We are defining a vector containing pairs. A pair is a convenient templated struct containing two members, called first and second. I find that pair inhabits a sweet spot that is quite useful, an ‘anonymous struct’ with well known names. Confusion occurs when pairs get nested into pairs, or when using std::tuple, which is std::pair on steroids. Beyond two simple members, create a struct with named members.
我们定义了一个容纳 pair 的容器。pair 是一个很方便的模板结构,可以容纳两个数据成员,分别称作 firstsecond。我发现 pair 是非常有名而且有用的 “匿名结构体”(anonymous struct)。当嵌套使用 pair 或者使用 std::tuple (加强版的 std::pair )时,通常会发生混乱。除了这两个简单的容器,其实完全可以创建一个结构体,容纳两个带变量名的数据成员。

The range-for loop shows one new feature, ‘brace initialization’, which means w.first and w.second.size() (which is the number of occurrences of this word) are used to construct our pair. It saves a lot of typing.
range-for 循环展示了一个新的特性,‘大括号初始化’(‘brace initialization’),这意味着 w.firstw.second.size() (这个单词出现的次数)被用来构造我们的 pair 容器。这减少了许多代码。

Finally, we define a comparison function and call it cmp so we can reuse it. Note that it compares in reverse order.
最后,我们定义一个比较函数,并将其命名为 cmp,以便我们能够重复使用它。请注意它是按照递减顺序进行比较。

Next up, the actual sorting and printing:
接下来,真正进行排序和输出的代码:

  1. int top = std::min(popcount.size(), (size_t)20);
  2. nth_element(popcount.begin(), popcount.begin() + top, popcount.end(), cmp);
  3. sort(popcount.begin(), popcount.begin() + top, cmp);
  4. int count=0;
  5. for(const auto& e : popcount) {
  6. if(++count > top)
  7. break;
  8. cout << count << "\t" << e.first << "\t" << e.second << endl;
  9. }

This invocation of std::nth_element bears some explanation. As noted, iterators are places within a container. begin() is the first entry and, consistently, end() is one beyond the last entry. On an empty container, begin() == end().
对于 std::nth_element 的使用需要一些解释。如上所述,iterators(迭代器)代表的是容器中的位置。begin() 是第一个条数据的位置,这始终是不变的,end() 表示最后一条数据后面的位置。对于空的容器来说,begin() == end()

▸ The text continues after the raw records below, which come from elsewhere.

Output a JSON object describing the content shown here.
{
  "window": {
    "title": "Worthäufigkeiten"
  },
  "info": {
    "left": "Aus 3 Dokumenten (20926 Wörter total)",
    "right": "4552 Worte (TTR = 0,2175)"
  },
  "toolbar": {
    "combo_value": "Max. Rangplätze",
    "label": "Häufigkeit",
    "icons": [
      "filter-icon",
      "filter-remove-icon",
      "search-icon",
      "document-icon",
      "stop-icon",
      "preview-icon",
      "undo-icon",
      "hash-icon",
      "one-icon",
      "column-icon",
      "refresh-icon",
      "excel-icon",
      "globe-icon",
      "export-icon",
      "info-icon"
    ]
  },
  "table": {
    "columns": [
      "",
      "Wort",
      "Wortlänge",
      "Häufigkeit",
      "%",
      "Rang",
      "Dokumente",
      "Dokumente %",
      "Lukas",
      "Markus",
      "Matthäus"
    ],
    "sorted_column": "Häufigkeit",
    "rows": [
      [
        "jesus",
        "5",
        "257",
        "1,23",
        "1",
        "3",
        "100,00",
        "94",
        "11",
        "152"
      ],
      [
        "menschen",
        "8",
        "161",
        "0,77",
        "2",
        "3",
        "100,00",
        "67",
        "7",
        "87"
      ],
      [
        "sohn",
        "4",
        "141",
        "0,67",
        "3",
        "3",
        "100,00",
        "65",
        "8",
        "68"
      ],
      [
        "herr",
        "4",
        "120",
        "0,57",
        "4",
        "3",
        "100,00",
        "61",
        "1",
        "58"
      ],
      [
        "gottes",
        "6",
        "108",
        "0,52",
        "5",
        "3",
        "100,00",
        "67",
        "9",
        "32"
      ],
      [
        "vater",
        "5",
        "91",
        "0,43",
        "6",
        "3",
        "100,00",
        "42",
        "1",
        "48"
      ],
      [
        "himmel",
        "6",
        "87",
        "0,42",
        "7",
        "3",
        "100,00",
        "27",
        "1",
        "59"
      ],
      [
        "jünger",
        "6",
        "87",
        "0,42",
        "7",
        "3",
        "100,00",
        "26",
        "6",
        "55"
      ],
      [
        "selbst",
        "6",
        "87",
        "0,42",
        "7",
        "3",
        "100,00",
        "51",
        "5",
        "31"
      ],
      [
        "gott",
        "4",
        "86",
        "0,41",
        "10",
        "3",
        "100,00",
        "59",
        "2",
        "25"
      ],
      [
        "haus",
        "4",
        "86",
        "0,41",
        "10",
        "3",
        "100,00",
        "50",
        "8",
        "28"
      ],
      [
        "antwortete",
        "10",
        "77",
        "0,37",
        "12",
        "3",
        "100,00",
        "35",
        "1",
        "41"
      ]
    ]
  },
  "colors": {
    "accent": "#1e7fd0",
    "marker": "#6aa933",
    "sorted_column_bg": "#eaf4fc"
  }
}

We pass three iterators to nth_element: where to begin the sorting, what the cutoff is for our ‘top 20’ and finally the end of the container. What nth_element then does is make sure that the entire top-20 is in fact in the first 20 positions of the container. It does not however guarantee that the top-20 itself is sorted. For this reason we do a quick sort of the first 20 entries.
我们将三个迭代器传入 nth_element: 排序开始的位置,我们放置前20个元素的终点位置,最后是容器的末尾。那么 nth_element 就可以确保最大的前 20 个元素就位于容器的前20个位置上。但是它并不能保证前20个元素是排好序的。因此我们需要为前 20 个数据调用快速排序函数。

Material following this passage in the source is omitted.